Ebola could continue to spread in West Africa for months in one of the most challenging outbreaks of the disease the international community has ever faced, health experts said Tuesday.
Dr. Keiji Fukuda of the World Health Organization said that while other outbreaks have seen more cases, the current one is remarkable for the wide area over which it has spread — from Guinea's remote tropical forests to the country's capital and over the border to Liberia. The fact that it has touched the teeming Guinean capital, Conakry, is also a concern.
More than 100 deaths in Guinea and Liberia have been linked to the current outbreak, which may have begun in January, said Tarik Jasarevic, a spokesman for the World Health Organization. Because those who died early on in the outbreak will never be tested, the precise start of the outbreak will never be known, he said.

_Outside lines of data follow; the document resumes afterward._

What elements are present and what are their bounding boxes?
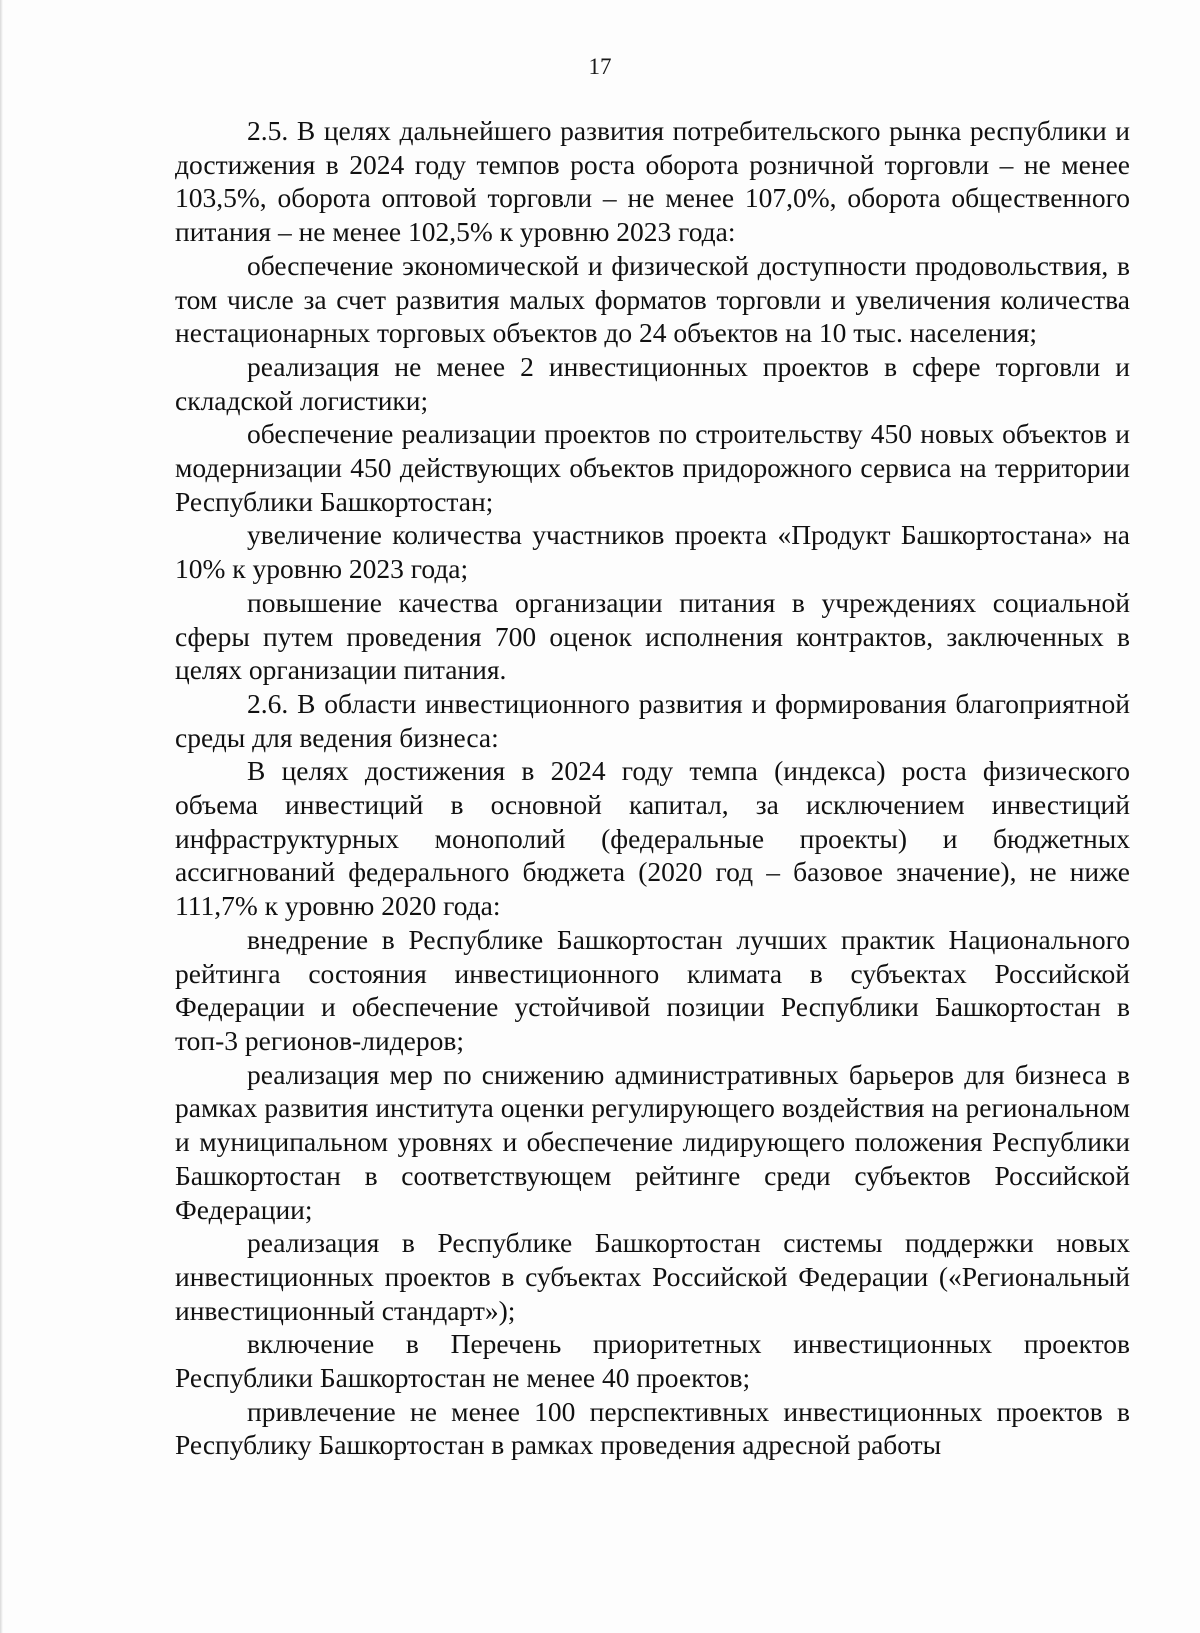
paragraph-national-rating: внедрение в Республике Башкортостан лучших практик Национального рейтинга состояния инвестиционного климата в субъектах Российской Федерации и обеспечение устойчивой позиции Республики Башкортостан в топ-3 регионов-лидеров; <box>175 923 1130 1056</box>
paragraph-food-availability: обеспечение экономической и физической доступности продовольствия, в том числе за счет развития малых форматов торговли и увеличения количества нестационарных торговых объектов до 24 объектов на 10 тыс. населения; <box>175 249 1130 349</box>
paragraph-investment-index: В целях достижения в 2024 году темпа (индекса) роста физического объема инвестиций в основной капитал, за исключением инвестиций инфраструктурных монополий (федеральные проекты) и бюджетных ассигнований федерального бюджета (2020 год – базовое значение), не ниже 111,7% к уровню 2020 года: <box>175 755 1130 922</box>
paragraph-roadside-service: обеспечение реализации проектов по строительству 450 новых объектов и модернизации 450 действующих объектов придорожного сервиса на территории Республики Башкортостан; <box>175 418 1130 517</box>
paragraph-attracting-projects: привлечение не менее 100 перспективных инвестиционных проектов в Республику Башкортостан в рамках проведения адресной работы <box>175 1395 1130 1461</box>
paragraph-administrative-barriers: реализация мер по снижению административных барьеров для бизнеса в рамках развития института оценки регулирующего воздействия на региональном и муниципальном уровнях и обеспечение лидирующего положения Республики Башкортостан в соответствующем рейтинге среди субъектов Российской Федерации; <box>175 1058 1130 1225</box>
paragraph-2-6-intro: 2.6. В области инвестиционного развития и формирования благоприятной среды для ведения бизнеса: <box>175 687 1130 753</box>
paragraph-regional-standard: реализация в Республике Башкортостан системы поддержки новых инвестиционных проектов в субъектах Российской Федерации («Региональный инвестиционный стандарт»); <box>175 1227 1130 1326</box>
document-body <box>175 114 1130 1462</box>
scan-edge-shadow <box>0 0 3 1633</box>
paragraph-2-5-intro: 2.5. В целях дальнейшего развития потребительского рынка республики и достижения в 2024 году темпов роста оборота розничной торговли – не менее 103,5%, оборота оптовой торговли – не менее 107,0%, оборота общественного питания – не менее 102,5% к уровню 2023 года: <box>175 115 1130 248</box>
paragraph-product-bashkortostan: увеличение количества участников проекта «Продукт Башкортостана» на 10% к уровню 2023 года; <box>175 519 1130 585</box>
paragraph-social-catering: повышение качества организации питания в учреждениях социальной сферы путем проведения 700 оценок исполнения контрактов, заключенных в целях организации питания. <box>175 586 1130 686</box>
paragraph-priority-projects: включение в Перечень приоритетных инвестиционных проектов Республики Башкортостан не менее 40 проектов; <box>175 1328 1130 1394</box>
paragraph-trade-logistics: реализация не менее 2 инвестиционных проектов в сфере торговли и складской логистики; <box>175 350 1130 416</box>
page-number: 17 <box>588 54 612 79</box>
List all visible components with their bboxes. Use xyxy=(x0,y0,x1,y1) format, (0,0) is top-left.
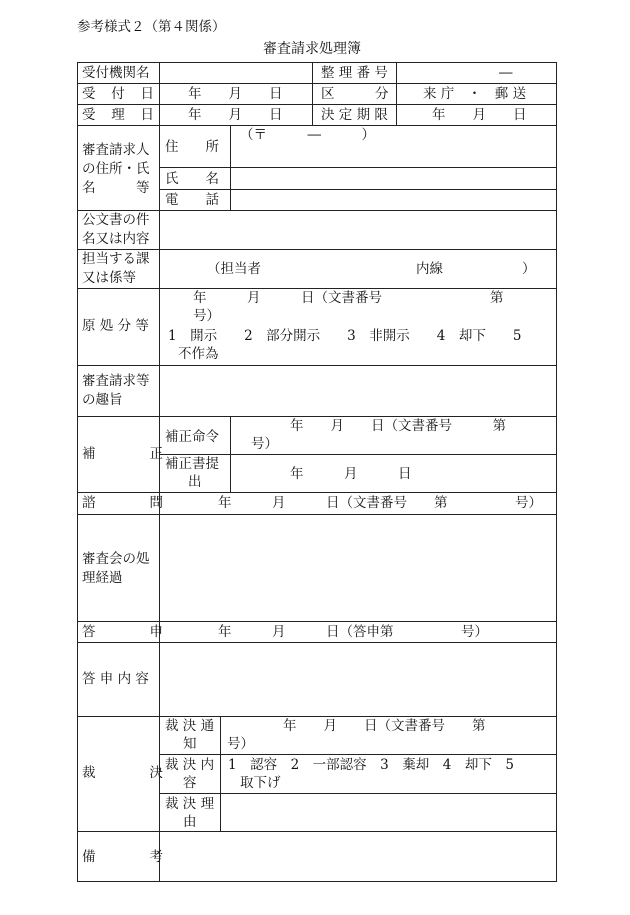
decision-notice-date: 年 月 日（文書番号 第 xyxy=(283,718,486,734)
original-options: 1 開示 2 部分開示 3 非開示 4 却下 5 xyxy=(168,328,522,344)
decision-notice-number-close: 号） xyxy=(227,736,254,752)
decision-content-withdrawal: 取下げ xyxy=(240,775,281,791)
reference-number-value: ― xyxy=(499,65,513,81)
correction-order-date: 年 月 日（文書番号 第 xyxy=(290,418,506,434)
correction-order-number-close: 号） xyxy=(251,436,278,452)
label-correction-submit-line2: 出 xyxy=(188,474,202,490)
label-report-content: 答 申 内 容 xyxy=(82,671,149,687)
original-number-close: 号） xyxy=(193,308,220,324)
acceptance-date-value: 年 月 日 xyxy=(188,107,283,123)
inquiry-value: 年 月 日（文書番号 第 号） xyxy=(218,495,542,511)
report-value: 年 月 日（答申第 号） xyxy=(218,624,488,640)
decision-content-options: 1 認容 2 一部認容 3 棄却 4 却下 5 xyxy=(228,757,514,773)
label-decision-deadline: 決 定 期 限 xyxy=(321,107,388,123)
label-receiving-agency: 受付機関名 xyxy=(82,65,150,81)
category-value: 来 庁 ・ 郵 送 xyxy=(423,86,527,102)
label-section-line1: 担当する課 xyxy=(82,251,150,267)
decision-deadline-value: 年 月 日 xyxy=(432,107,527,123)
correction-submit-date: 年 月 日 xyxy=(290,466,412,482)
label-original-disposition: 原 処 分 等 xyxy=(82,318,149,334)
label-decision-reason-line2: 由 xyxy=(183,814,197,830)
contact-close: ） xyxy=(522,261,536,277)
label-inquiry: 諮 問 xyxy=(82,495,163,511)
label-requester-line2: の住所・氏 xyxy=(82,161,150,177)
label-correction-order: 補正命令 xyxy=(165,429,219,445)
label-section-line2: 又は係等 xyxy=(82,270,136,286)
contact-person: （担当者 xyxy=(207,261,261,277)
label-decision-notice-line1: 裁 決 通 xyxy=(165,718,215,734)
label-reference-number: 整 理 番 号 xyxy=(321,65,388,81)
original-date-line: 年 月 日（文書番号 第 xyxy=(193,290,504,306)
label-document-line1: 公文書の件 xyxy=(82,212,150,228)
label-requester-line3: 名 等 xyxy=(82,180,150,196)
label-purpose-line1: 審査請求等 xyxy=(82,373,150,389)
label-council-line2: 理経過 xyxy=(82,570,123,586)
label-receipt-date: 受 付 日 xyxy=(82,86,154,102)
original-option-inaction: 不作為 xyxy=(178,346,219,362)
label-council-line1: 審査会の処 xyxy=(82,551,150,567)
label-remarks: 備 考 xyxy=(82,849,163,865)
label-category: 区 分 xyxy=(321,86,389,102)
label-decision-notice-line2: 知 xyxy=(183,736,197,752)
label-address: 住 所 xyxy=(165,139,219,155)
postal-code-field: （〒 ― ） xyxy=(240,127,375,143)
label-correction-submit-line1: 補正書提 xyxy=(165,456,219,472)
label-name: 氏 名 xyxy=(165,171,219,187)
form-reference-header: 参考様式２（第４関係） xyxy=(77,19,226,35)
label-document-line2: 名又は内容 xyxy=(82,231,150,247)
extension: 内線 xyxy=(416,261,443,277)
page-title: 審査請求処理簿 xyxy=(263,41,361,57)
label-correction: 補 正 xyxy=(82,446,163,462)
label-decision-content-line2: 容 xyxy=(183,775,197,791)
label-purpose-line2: の趣旨 xyxy=(82,392,123,408)
label-decision-reason-line1: 裁 決 理 xyxy=(165,796,215,812)
label-phone: 電 話 xyxy=(165,192,219,208)
receipt-date-value: 年 月 日 xyxy=(188,86,283,102)
label-requester-line1: 審査請求人 xyxy=(82,142,150,158)
label-report: 答 申 xyxy=(82,624,163,640)
label-acceptance-date: 受 理 日 xyxy=(82,107,154,123)
label-decision: 裁 決 xyxy=(82,765,163,781)
label-decision-content-line1: 裁 決 内 xyxy=(165,757,215,773)
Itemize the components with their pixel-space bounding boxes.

Officials got some good news this week when tests showed suspected cases in Ghana and Sierra Leone were not Ebola, the World Health Organization said. It added that two of nine suspected cases in Mali were also cleared.
Outbreak far from over
But Fukuda warned that it's too early to say whether the rate of transmission is slowing, and the outbreak is far from over.
"We fully expect to be engaged in this outbreak for another two, three, four months," Fukuda, who is the assistant director-general of the health security and environment cluster at the UN health agency, told reporters on a conference call from Geneva.
The disease incubates in people for up to 21 days, and outbreaks are generally not declared over until there have been no transmissions for at least two incubation periods.
As of Tuesday, the WHO says there have been 157 suspected or confirmed cases in Guinea, where 101 people have died. Liberia has recorded 21 cases and 10 deaths.
Fukuda said that one of the biggest challenges for health workers has been combatting the fear and rumors that have sprung up around the outbreak. An angry crowd attacked a treatment center in Guinea last week, accusing Doctors Without Borders of bringing the virus to the country.
Unknown how disease came to West Africa
He emphasized that experts know how to stop infections and that, with the right preventative measures, the risk of infection is low. But he warned that rumours — like one that says eating two raw onions a day keeps the disease away — could make it harder to stem the spread of the virus.
The disease also carries a stigma, and a Liberian official has urged the sick to seek treatment.
"The act of denial is a very critical instrument that will spread the disease wider in our country," Thomas Nagbe, director of disease control and prevention at the Liberian Health Ministry, told radio listeners.
In Guinea, the governor of Conakry said he fired a district official whom he accused of covering up a death potentially linked to Ebola and warned other officials they must report illnesses.
In addition to isolating the sick, experts, including those from the U.S. Centers for Disease Control, are looking for the source of every transmission. So far, experts have linked each case back to another known sick person, an important step toward containment, said Dr. Stephane Hugonnet, a World Health Organization medical officer who returned from Guinea this past weekend.
Experts still do not know, however, how the disease came to West Africa in the first place. While there was an Ebola case in Ivory Coast two decades ago, the current strain is different and is the kind that usually turns up in Central Africa, according to the World Health Organization.